The newlyweds were seniors at Sam Houston State University in Huntsville, Texas, according to The Houstonian , the university's student newspaper. They married Saturday night at a large Byler family ranch near Uvalde and left aboard a Byler family helicopter after the reception, Kennedy said.
The crash happened about 15 miles (24 kilometers) from where the helicopter took off. The flight was to carry the newlyweds to San Antonio International Airport, where they were to board a plane for their honeymoon destination. It's not clear where they planned to go for their honeymoon.

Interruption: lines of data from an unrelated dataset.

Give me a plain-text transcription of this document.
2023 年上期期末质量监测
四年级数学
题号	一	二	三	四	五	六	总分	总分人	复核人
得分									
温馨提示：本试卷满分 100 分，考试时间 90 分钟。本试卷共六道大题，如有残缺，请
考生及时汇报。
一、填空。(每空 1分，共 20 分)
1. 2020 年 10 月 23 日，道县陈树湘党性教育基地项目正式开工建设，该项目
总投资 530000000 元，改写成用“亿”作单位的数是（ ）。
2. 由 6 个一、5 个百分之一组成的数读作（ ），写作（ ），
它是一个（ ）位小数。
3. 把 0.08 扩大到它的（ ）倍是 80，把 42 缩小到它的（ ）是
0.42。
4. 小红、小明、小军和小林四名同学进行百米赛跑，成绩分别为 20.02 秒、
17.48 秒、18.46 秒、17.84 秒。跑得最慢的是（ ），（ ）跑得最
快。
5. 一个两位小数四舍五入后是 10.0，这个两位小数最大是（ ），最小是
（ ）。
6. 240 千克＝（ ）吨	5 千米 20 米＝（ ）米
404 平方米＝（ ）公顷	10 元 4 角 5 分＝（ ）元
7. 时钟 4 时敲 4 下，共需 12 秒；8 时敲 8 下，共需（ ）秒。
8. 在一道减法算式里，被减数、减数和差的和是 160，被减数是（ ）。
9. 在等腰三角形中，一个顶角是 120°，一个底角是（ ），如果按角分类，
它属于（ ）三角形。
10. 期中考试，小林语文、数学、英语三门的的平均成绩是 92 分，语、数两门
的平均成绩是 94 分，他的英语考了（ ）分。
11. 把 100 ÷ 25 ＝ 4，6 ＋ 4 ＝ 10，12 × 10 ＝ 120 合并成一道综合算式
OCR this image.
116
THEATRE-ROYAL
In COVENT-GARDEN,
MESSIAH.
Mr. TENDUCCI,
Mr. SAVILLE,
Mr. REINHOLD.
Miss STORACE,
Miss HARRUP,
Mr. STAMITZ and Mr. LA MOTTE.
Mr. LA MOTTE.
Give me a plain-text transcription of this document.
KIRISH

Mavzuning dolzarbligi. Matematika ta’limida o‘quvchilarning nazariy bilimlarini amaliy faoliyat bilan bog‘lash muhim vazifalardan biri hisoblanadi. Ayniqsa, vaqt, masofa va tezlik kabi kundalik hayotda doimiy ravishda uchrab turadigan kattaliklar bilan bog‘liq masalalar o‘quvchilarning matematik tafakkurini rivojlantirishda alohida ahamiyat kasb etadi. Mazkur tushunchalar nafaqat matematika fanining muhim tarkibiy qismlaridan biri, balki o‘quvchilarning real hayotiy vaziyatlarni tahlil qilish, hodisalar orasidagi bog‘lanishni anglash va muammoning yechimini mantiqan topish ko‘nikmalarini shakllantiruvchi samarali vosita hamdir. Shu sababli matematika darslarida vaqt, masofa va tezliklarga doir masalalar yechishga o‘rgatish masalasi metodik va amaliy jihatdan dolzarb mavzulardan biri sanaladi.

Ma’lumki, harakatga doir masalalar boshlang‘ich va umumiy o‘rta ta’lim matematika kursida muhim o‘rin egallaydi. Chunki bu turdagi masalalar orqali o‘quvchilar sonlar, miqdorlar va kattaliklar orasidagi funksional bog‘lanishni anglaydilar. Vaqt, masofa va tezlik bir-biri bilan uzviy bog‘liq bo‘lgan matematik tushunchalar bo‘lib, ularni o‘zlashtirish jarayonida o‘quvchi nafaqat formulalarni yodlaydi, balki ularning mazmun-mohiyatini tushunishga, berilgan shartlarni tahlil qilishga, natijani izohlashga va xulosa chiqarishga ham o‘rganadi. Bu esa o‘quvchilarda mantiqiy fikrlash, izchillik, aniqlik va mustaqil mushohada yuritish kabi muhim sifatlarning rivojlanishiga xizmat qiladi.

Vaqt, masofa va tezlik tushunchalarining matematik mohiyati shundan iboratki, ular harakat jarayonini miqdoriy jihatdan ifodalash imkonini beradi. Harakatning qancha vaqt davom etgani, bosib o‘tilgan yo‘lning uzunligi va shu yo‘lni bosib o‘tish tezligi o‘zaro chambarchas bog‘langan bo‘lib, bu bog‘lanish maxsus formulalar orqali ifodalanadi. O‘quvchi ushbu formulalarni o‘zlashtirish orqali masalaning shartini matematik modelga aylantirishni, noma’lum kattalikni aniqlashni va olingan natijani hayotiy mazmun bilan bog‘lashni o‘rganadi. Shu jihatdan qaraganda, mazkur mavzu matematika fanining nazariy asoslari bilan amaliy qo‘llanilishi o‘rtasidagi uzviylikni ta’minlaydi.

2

"It's very rocky, rough terrain and this particular hill has a 400- or 500-foot rise," Kennedy said.
Lawrence had been a pilot for the family for years and had flown helicopters in Vietnam during his combat service, Kennedy said. An autopsy has been ordered on the pilot to determine if a physical condition might have been a factor in the crash, he said.
The helicopter crashed about 5 to 10 minutes after takeoff, strewing wreckage across the rugged hillside about 5 miles (8 kilometers) from the nearest road and leaving the main body of the aircraft "hanging perilously," Craig Hatch, an air safety investigator with the National Transportation Safety Board, said at a news conference Monday.
Investigators plan to retrieve the wreckage before performing their close inspection, but "getting back there with a trailer and truck and with people to lift the helicopter is going to be difficult," Hatch said.
The cause of the crash hasn't been determined, but Hatch said a preliminary NTSB report will be issued in about two weeks.